Senate Minority Leader Chuck Schumer (D., N.Y.) said on Tuesday there is "no presumption of innocence" for Supreme Court nominee Brett Kavanaugh when it comes to sexual misconduct allegations because "this is not a criminal trial."
"There is no presumption of innocence or guilt when you have a nominee before you," Schumer told reporters during a press conference on Capitol Hill.
His remarks contrast those from Senate Majority Leader Mitch McConnell (R., Ky.), who said on Tuesday that Kavanaugh deserved the presumption of innocence.
"I think everybody in America understands there's a presumption of innocence. That standard of fairness is applied to every American citizen in almost every situation. I think we ought to go into these hearings with a presumption of innocence, but hear the argument on the other side, the testimony on the other side so the members of the Senate can make a decision here on a very, very significant matter," McConnell said.
Kavanaugh has been accused of sexual misconduct by two women, one who accused the nominee of sexually assaulting her in the early 1980s while they were both in high school and another who says he exposed himself at a party while they were both students at Yale. Kavanaugh and his first accuser, Christine Blasey Ford, who says he groped her at a party 36 years ago, are expected to testify before the Senate Judiciary Committee on Thursday.
"It's not a legal proceeding, it's a fact-finding proceeding," Schumer said.
The minority leader's comments came after Sen. Mazie Hirono (D., Hawaii) made similar remarks about Kavanaugh's presumed innocence or guilt. Hirono told CNN's Jack Tapper that she doubted Kavanaugh's credibility because of his jurisprudence, and she doubled down on those remarks Monday, saying the nominee does not deserve a presumption of innocence.

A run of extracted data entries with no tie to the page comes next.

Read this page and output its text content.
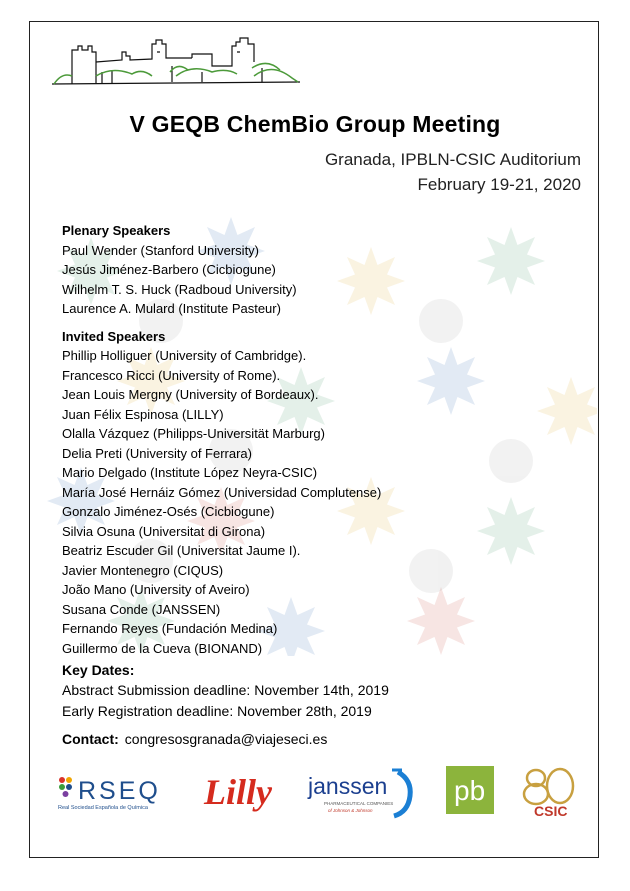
V GEQB ChemBio Group Meeting
Granada, IPBLN-CSIC Auditorium
February 19-21, 2020
Plenary Speakers
Paul Wender (Stanford University)
Jesús Jiménez-Barbero (Cicbiogune)
Wilhelm T. S. Huck (Radboud University)
Laurence A. Mulard (Institute Pasteur)
Invited Speakers
Phillip Holliguer (University of Cambridge).
Francesco Ricci (University of Rome).
Jean Louis Mergny (University of Bordeaux).
Juan Félix Espinosa (LILLY)
Olalla Vázquez (Philipps-Universität Marburg)
Delia Preti (University of Ferrara)
Mario Delgado (Institute López Neyra-CSIC)
María José Hernáiz Gómez (Universidad Complutense)
Gonzalo Jiménez-Osés (Cicbiogune)
Silvia Osuna (Universitat di Girona)
Beatriz Escuder Gil (Universitat Jaume I).
Javier Montenegro (CIQUS)
João Mano (University of Aveiro)
Susana Conde (JANSSEN)
Fernando Reyes (Fundación Medina)
Guillermo de la Cueva (BIONAND)
Key Dates:
Abstract Submission deadline: November 14th, 2019
Early Registration deadline: November 28th, 2019
Contact: congresosgranada@viajeseci.es
RSEQ
Real Sociedad Española de Química Lilly janssen
PHARMACEUTICAL COMPANIES
of Johnson & Johnson
pb
CSIC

Schumer, like other Democrats, has called for an FBI investigation into the claims made against Kavanaugh, though Republicans on the Senate Judiciary Committee say the issues is under the committee's purview seeing as the body is called to advise and consent on judicial nominees.
"We do this with every major nominee ... When new information comes up, the FBI comes again and does its background check," Schumer said.
"We ought to get to the bottom and find the facts in the way the FBI has always done," Schumer continued. "This is not a criminal trial, this is to find the facts."
Kavanaugh has denied all allegations of misconduct made against him. President Donald Trump has stood by him nominee, saying Democrats' attempts to use the misconduct allegations to delay the confirmation process are "completely political."